En la misma línea se incluye el aprovechamiento del agua de escorrentía por parte de Metro. Un agua que, procedente del subsuelo, se filtra a través de los paramentos de los túneles y es canalizada por los sistemas de drenaje de Metro y bombeada para su evacuación. La idea es aprovechar la capacidad refrigerante de este recurso durante su tránsito por el interior de la red para mejorar las condiciones térmicas en los andenes y conseguir un importante ahorro energético en los sistemas de climatización. Pura física: con cada 10 metros cúbicos de agua a una temperatura inferior a 20 grados centígrados es posible reducir entre 5 y 7 grados la temperatura del aire necesario para ventilar una estación durante una hora.

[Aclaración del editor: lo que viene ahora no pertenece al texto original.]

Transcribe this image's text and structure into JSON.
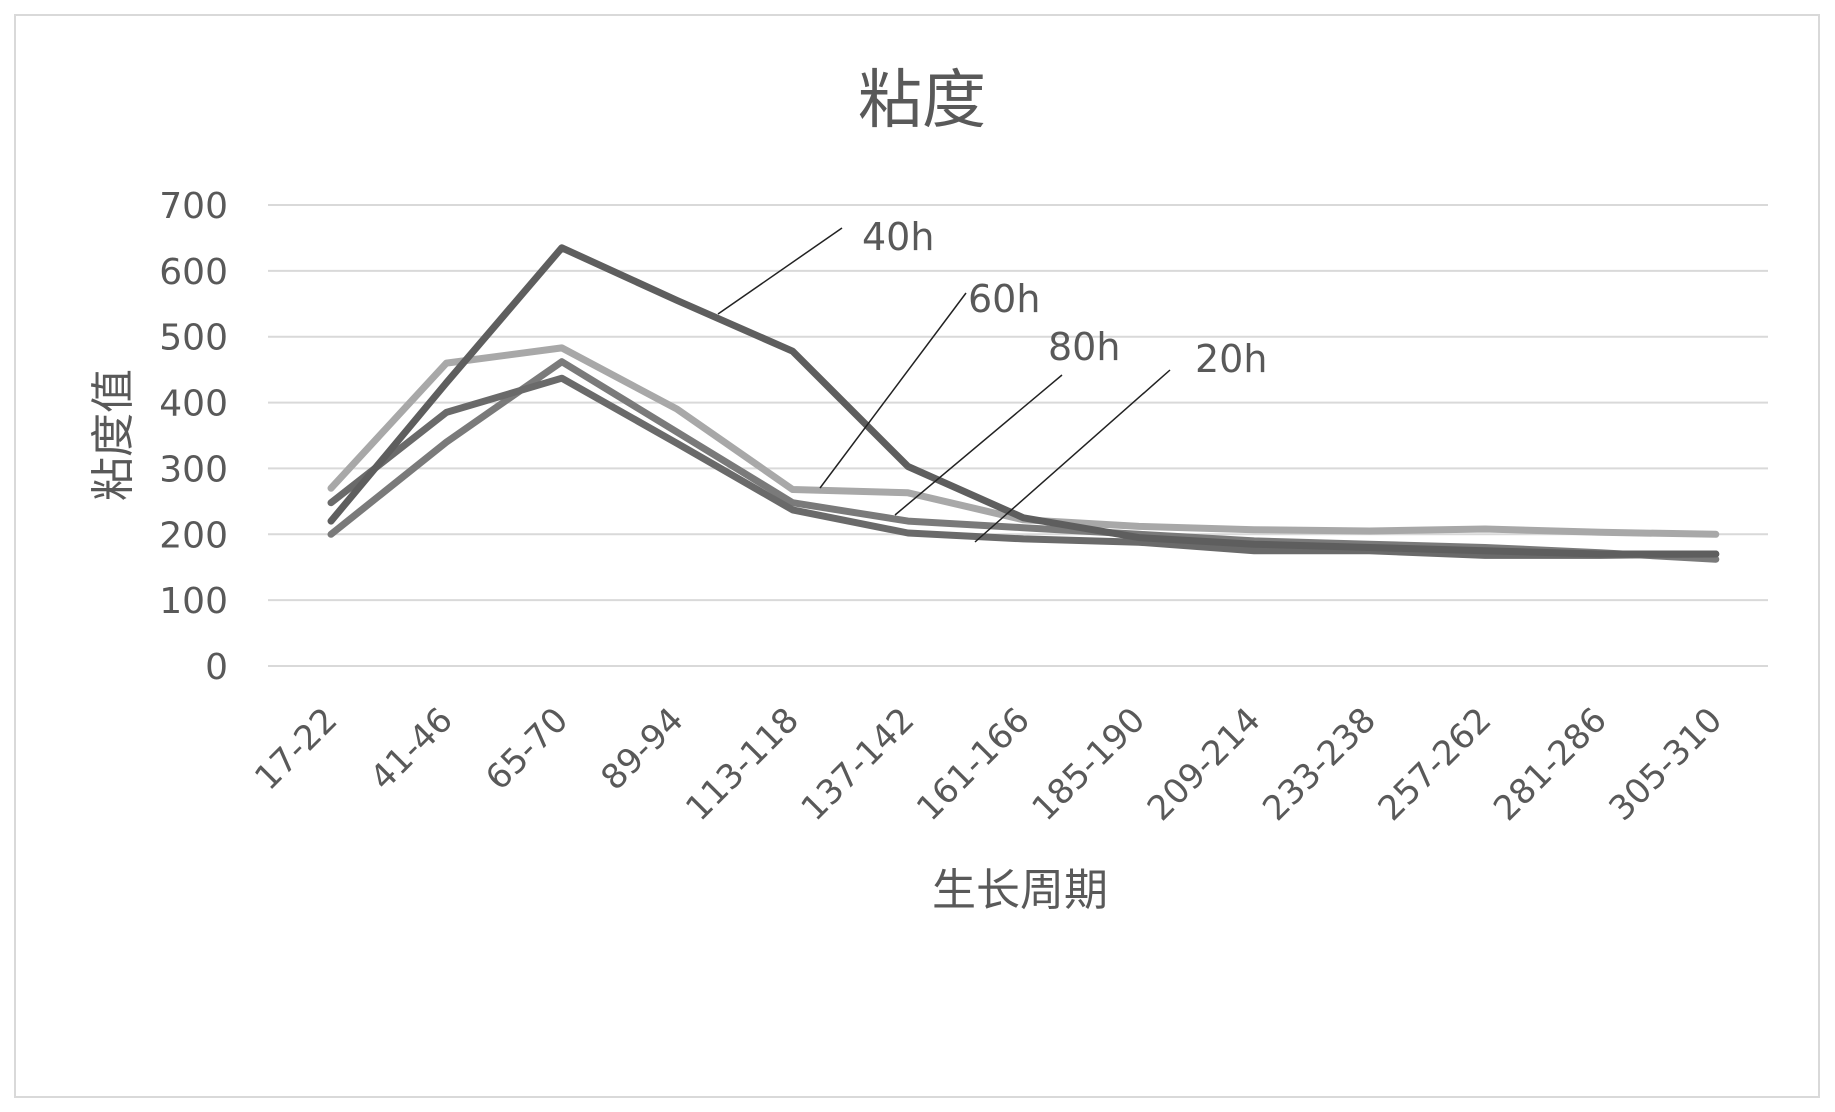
{
  "chart_data": {
    "type": "line",
    "title": "粘度",
    "xlabel": "生长周期",
    "ylabel": "粘度值",
    "ylim": [
      0,
      700
    ],
    "yticks": [
      0,
      100,
      200,
      300,
      400,
      500,
      600,
      700
    ],
    "grid": true,
    "categories": [
      "17-22",
      "41-46",
      "65-70",
      "89-94",
      "113-118",
      "137-142",
      "161-166",
      "185-190",
      "209-214",
      "233-238",
      "257-262",
      "281-286",
      "305-310"
    ],
    "series": [
      {
        "name": "40h",
        "color": "#5e5e5e",
        "values": [
          220,
          430,
          635,
          555,
          478,
          303,
          225,
          195,
          185,
          180,
          175,
          170,
          170
        ]
      },
      {
        "name": "60h",
        "color": "#a8a8a8",
        "values": [
          270,
          460,
          483,
          390,
          268,
          263,
          222,
          212,
          207,
          205,
          208,
          203,
          200
        ]
      },
      {
        "name": "80h",
        "color": "#7a7a7a",
        "values": [
          200,
          340,
          462,
          355,
          248,
          220,
          210,
          200,
          190,
          185,
          180,
          172,
          162
        ]
      },
      {
        "name": "20h",
        "color": "#6a6a6a",
        "values": [
          248,
          385,
          437,
          338,
          237,
          202,
          193,
          188,
          175,
          175,
          168,
          168,
          170
        ]
      }
    ]
  }
}
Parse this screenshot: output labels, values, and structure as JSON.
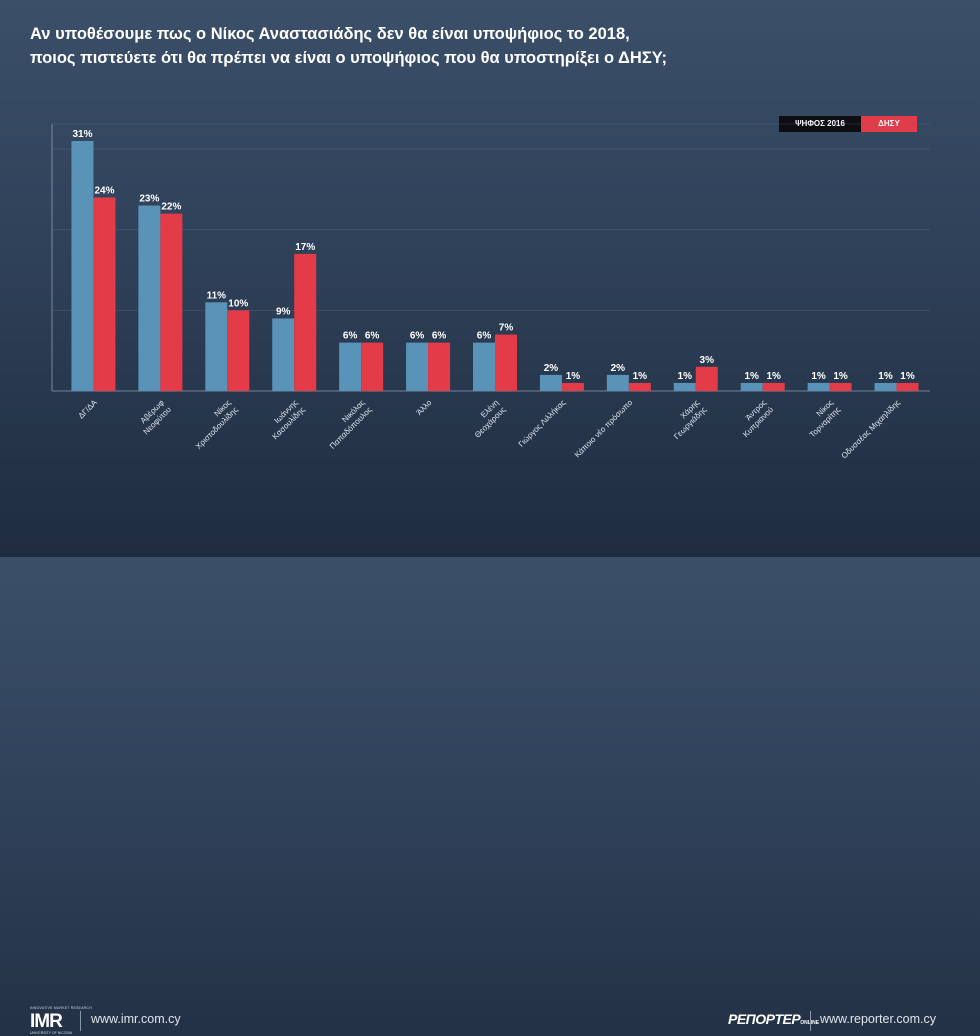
{
  "title": {
    "line1": "Αν υποθέσουμε πως ο Νίκος Αναστασιάδης δεν θα είναι υποψήφιος το 2018,",
    "line2": "ποιος πιστεύετε ότι θα πρέπει να είναι ο υποψήφιος που θα υποστηρίξει ο ΔΗΣΥ;"
  },
  "legend": {
    "series1": "ΨΗΦΟΣ 2016",
    "series2": "ΔΗΣΥ"
  },
  "colors": {
    "series1": "#5a93b8",
    "series2": "#e33b48",
    "grid": "#5d6e84",
    "axis": "#8d9bb0"
  },
  "chart_data": {
    "type": "bar",
    "categories": [
      "ΔΓ/ΔΑ",
      "Αβέρωφ Νεοφύτου",
      "Νίκος Χριστοδουλίδης",
      "Ιωάννης Κασουλίδης",
      "Νικόλας Παπαδόπουλος",
      "Άλλο",
      "Ελένη Θεοχάρους",
      "Γιώργος Λιλλήκας",
      "Κάποιο νέο πρόσωπο",
      "Χάρης Γεωργιάδης",
      "Άντρος Κυπριανού",
      "Νίκος Τορναρίτης",
      "Οδυσσέας Μιχαηλίδης"
    ],
    "category_lines": [
      [
        "ΔΓ/ΔΑ"
      ],
      [
        "Αβέρωφ",
        "Νεοφύτου"
      ],
      [
        "Νίκος",
        "Χριστοδουλίδης"
      ],
      [
        "Ιωάννης",
        "Κασουλίδης"
      ],
      [
        "Νικόλας",
        "Παπαδόπουλος"
      ],
      [
        "Άλλο"
      ],
      [
        "Ελένη",
        "Θεοχάρους"
      ],
      [
        "Γιώργος Λιλλήκας"
      ],
      [
        "Κάποιο νέο πρόσωπο"
      ],
      [
        "Χάρης",
        "Γεωργιάδης"
      ],
      [
        "Άντρος",
        "Κυπριανού"
      ],
      [
        "Νίκος",
        "Τορναρίτης"
      ],
      [
        "Οδυσσέας Μιχαηλίδης"
      ]
    ],
    "series": [
      {
        "name": "ΨΗΦΟΣ 2016",
        "values": [
          31,
          23,
          11,
          9,
          6,
          6,
          6,
          2,
          2,
          1,
          1,
          1,
          1
        ]
      },
      {
        "name": "ΔΗΣΥ",
        "values": [
          24,
          22,
          10,
          17,
          6,
          6,
          7,
          1,
          1,
          3,
          1,
          1,
          1
        ]
      }
    ],
    "value_suffix": "%",
    "ylim": [
      0,
      31
    ],
    "grid": true,
    "legend_position": "top-right"
  },
  "footer": {
    "imr_logo_text": "IMR",
    "imr_top_text": "INNOVATIVE MARKET RESEARCH",
    "imr_bottom_text": "UNIVERSITY OF NICOSIA",
    "imr_url": "www.imr.com.cy",
    "reporter_logo_text": "ΡΕΠΟΡΤΕΡ",
    "reporter_logo_sub": "ONLINE",
    "reporter_url": "www.reporter.com.cy"
  }
}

El proyecto se va a poner en marcha, de manera piloto, en los andenes de línea 9 de Avenida de América, aprovechando las obras de accesibilidad que se van a lleva a cabo en dicha estación. Una vez confirmada su efectividad, se estudiará trasladar la idea a otras estaciones que cuenten con agua suficiente y un pozo de bombeo cercano al andén.

Todas estas iniciativas son una muestra del esfuerzo tecnológico y de innovación que realiza Metro de Madrid en busca de la autosuficiencia energética. Garantizar la sostenibilidad y el futuro de los ferrocarriles metropolitanos es una obligación para las ciudades, por lo que la eficiencia energética no es solo una obligación social y medioambiental, sino también desde el punto de vista de la gestión.
Las posibilidades tanto de Metro como de la energía son muchas, solo hay que ir a por ellas de la mano del talento y la investigación.